Comme une pierre qui tombe

Gallimard, 1964
Roman

Comme une pierre qui tombe - Gallimard 1964
Comme une pierre qui tombe - Gallimard 1964
Comment un jeune homme brillant et ayant tout pour réussir sa vie finit par se détruire avec férocité ? Voici la question que pose ce roman puissant et très personnel d’André Chamson.
L’art du romancier donne à cette interrogation toute son ampleur et son intensité, en renvoyant à la racine du mal : la guerre de 14 et les 42 mois passés sur le front, traumatisme dont le héros ne se relèvera pas.

Chamson dépeint une chute inexorable, un lent avilissement, avec parfois, quelques éclairs de lucidité foudroyante. Ce personnage d’alcoolique qui fut un des espoirs du canton, promis à la députation ou à la carrière littéraire, garde même dans ces moments les plus lamentables une certaine forme de grandeur, un sens de la formule, un goût des mots, qui permet à l’auteur de déployer une virtuosité brutale qui n’est pas sans faire penser à celle d’un Céline. Roman sombre mais au ton libre, aux idées riches et qui pourrait se résumer dans cette question finale : à quels fils invisibles tient ce que l’on nomme un destin ?

À propos de …

Le ton de ce roman est celui d’un récit, d’une histoire personnelle et finalement, de la chronique d’une blessure. Chamson n’est encore qu’un enfant quand il rencontre ce jeune homme. Et c’est ce jeune homme qui l’introduit dans « le monde merveilleux de la connaissance », qui lui fait découvrir l’Histoire à travers celle de leur ville, de leur région, de leurs ancêtres. On reconnait dès leur première conversation nombre de thèmes qui irriguent l’œuvre de Chamson. Le petit garçon rêve son ambition à travers celle du jeune homme. On comprend progressivement l’importance déterminante de cette rencontre pour Chamson, comment elle a pu orienter sa vie. Puis vient la guerre de 14. À partir de ce traumatisme qui les éloigne durablement, la différence d’âge se fait de plus en plus négligeable et ils deviennent l’un pour l’autre des doubles en négatif. Tragique, humain, émouvant, empli de souffle et d’ombre, ce roman est une clef de lecture précieuse pour comprendre le parcours de Chamson et son concept de « l’homme contre l’Histoire ».

Chamson par …

Pierre Henri Simon : , « Langage et destin », Diagnostic de la littérature française, La Renaissance du livre, 1966, p. 215.

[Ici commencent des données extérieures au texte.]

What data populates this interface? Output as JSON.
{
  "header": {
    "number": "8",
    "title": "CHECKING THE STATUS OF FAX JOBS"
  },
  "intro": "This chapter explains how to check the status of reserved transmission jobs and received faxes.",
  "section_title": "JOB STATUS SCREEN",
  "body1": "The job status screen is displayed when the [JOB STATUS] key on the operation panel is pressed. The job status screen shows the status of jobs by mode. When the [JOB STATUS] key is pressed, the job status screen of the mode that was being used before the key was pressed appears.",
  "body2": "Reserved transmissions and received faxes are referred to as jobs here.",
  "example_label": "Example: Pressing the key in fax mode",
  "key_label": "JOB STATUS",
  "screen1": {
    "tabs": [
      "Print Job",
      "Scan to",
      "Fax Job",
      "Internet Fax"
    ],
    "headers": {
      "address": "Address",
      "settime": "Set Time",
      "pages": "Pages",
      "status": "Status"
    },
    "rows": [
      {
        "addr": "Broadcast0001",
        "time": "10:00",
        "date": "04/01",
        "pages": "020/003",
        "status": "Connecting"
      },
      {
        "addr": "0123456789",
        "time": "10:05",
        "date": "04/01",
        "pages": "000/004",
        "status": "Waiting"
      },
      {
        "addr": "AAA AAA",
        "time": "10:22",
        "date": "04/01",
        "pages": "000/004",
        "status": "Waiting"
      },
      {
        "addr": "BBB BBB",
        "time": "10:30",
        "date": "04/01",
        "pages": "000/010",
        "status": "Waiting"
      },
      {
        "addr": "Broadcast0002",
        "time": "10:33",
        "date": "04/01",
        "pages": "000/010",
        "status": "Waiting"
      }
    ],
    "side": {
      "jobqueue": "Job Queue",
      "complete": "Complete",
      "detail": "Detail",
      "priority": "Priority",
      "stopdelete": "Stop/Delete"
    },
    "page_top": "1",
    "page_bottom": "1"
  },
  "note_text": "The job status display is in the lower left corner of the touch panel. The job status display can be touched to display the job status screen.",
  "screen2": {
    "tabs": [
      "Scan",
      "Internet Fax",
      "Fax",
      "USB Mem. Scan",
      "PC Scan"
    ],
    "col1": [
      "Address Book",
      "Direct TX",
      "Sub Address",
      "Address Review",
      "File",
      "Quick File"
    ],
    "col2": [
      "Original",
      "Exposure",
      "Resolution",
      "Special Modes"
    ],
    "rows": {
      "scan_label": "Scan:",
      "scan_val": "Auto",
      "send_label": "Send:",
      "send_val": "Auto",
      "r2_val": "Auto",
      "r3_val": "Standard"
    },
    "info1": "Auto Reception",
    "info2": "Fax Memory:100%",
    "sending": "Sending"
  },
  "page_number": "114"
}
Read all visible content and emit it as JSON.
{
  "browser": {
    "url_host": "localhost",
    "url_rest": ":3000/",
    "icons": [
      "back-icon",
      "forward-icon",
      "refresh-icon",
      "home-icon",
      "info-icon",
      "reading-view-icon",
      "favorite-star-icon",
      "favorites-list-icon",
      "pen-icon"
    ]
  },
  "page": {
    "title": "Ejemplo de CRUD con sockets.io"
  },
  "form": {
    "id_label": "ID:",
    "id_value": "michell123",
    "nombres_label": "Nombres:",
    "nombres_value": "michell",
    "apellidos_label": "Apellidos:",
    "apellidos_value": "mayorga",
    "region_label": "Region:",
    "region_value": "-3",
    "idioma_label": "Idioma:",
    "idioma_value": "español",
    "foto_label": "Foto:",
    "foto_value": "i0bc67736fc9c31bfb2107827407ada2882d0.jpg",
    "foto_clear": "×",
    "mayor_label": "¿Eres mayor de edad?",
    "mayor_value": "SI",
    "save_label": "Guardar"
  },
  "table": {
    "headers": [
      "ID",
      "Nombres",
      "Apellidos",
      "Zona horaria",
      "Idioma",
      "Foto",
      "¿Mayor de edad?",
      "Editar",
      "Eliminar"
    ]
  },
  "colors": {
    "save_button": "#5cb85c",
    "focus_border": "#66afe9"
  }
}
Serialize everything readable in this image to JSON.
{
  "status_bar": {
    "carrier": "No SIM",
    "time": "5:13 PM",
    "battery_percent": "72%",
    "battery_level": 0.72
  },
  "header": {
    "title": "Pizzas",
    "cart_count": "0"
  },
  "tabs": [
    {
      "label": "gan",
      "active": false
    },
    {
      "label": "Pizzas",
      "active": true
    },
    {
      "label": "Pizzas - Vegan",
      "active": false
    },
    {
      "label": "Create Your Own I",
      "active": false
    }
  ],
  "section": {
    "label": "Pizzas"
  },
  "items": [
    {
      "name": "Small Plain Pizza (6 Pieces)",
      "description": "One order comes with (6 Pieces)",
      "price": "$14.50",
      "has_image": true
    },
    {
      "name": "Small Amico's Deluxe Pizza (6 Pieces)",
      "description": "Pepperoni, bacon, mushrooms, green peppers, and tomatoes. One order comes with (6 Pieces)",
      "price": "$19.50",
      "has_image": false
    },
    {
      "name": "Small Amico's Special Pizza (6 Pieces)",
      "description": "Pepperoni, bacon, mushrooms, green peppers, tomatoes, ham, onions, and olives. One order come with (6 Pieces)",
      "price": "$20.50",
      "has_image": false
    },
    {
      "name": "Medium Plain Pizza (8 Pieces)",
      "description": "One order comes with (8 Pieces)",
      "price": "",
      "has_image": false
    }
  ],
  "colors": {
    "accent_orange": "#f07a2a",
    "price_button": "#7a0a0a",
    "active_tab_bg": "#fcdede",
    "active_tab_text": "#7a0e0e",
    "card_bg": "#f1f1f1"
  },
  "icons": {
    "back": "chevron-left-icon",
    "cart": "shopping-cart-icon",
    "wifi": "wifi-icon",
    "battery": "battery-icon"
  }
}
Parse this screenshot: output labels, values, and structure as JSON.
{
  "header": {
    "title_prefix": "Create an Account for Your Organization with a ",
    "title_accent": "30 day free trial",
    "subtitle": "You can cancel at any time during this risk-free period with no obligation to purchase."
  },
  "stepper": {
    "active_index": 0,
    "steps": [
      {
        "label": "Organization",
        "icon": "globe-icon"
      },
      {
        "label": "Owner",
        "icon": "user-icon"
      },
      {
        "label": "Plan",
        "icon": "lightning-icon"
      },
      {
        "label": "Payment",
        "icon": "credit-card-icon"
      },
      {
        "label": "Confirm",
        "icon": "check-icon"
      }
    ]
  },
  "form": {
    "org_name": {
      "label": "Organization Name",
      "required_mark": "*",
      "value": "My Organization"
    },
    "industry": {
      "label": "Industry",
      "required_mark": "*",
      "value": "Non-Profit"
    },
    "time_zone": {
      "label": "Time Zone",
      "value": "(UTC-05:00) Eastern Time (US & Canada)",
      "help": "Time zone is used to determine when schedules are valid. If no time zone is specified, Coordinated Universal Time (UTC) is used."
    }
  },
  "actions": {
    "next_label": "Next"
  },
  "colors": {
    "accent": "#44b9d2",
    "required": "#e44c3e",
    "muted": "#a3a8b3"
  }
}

 « La réussite est incontestable. Comme une pierre qui tombe ne cesse de requérir l’attention, tantôt par le brio, tantôt par l’émotion, tantôt par l’intérêt d’un cas psychologique remarquablement suivi. »

Pierre Bost, lettre du 12 juillet 1964 :
« Ton Jean Manuel qui enjambe les années et les guerres et tant de choses, est présent comme un homme et comme un récit. »

André Chamson, « Avant-propos » de Comme une pierre qui tombe :
« Comme une pierre qui tombe ? N’est-ce pas le symbole le plus simple du mythe de la chute et l’histoire de Jean-Manuel n’est-elle pas comme un écho affaibli de ce mythe à travers lequel, depuis des millénaires et, sans doute, pour longtemps encore, les hommes ont cherché ou chercheront une explication de leur destin.
En réalité, l’image est peut-être trop violente pour bien exprimer ce qu’elle veut dire. Une pierre tombe trop droit et trop vite. La chute de Jean-Manuel est plutôt semblable à celle d’une feuille morte qu’à celle de la pierre qui siffle en fendant l’espace. Mais, feuille ou pierre, ce n’est pas l’objet qui tombe qui importe. Feuille ou pierre, l’homme perdu plonge dans l’abîme et c’est cet abîme qu’il faut mesurer. »

 

Éditions

Édition originale, Paris : Gallimard, 1964.
Repris in Suite pathétique, Paris : Plon, 1969.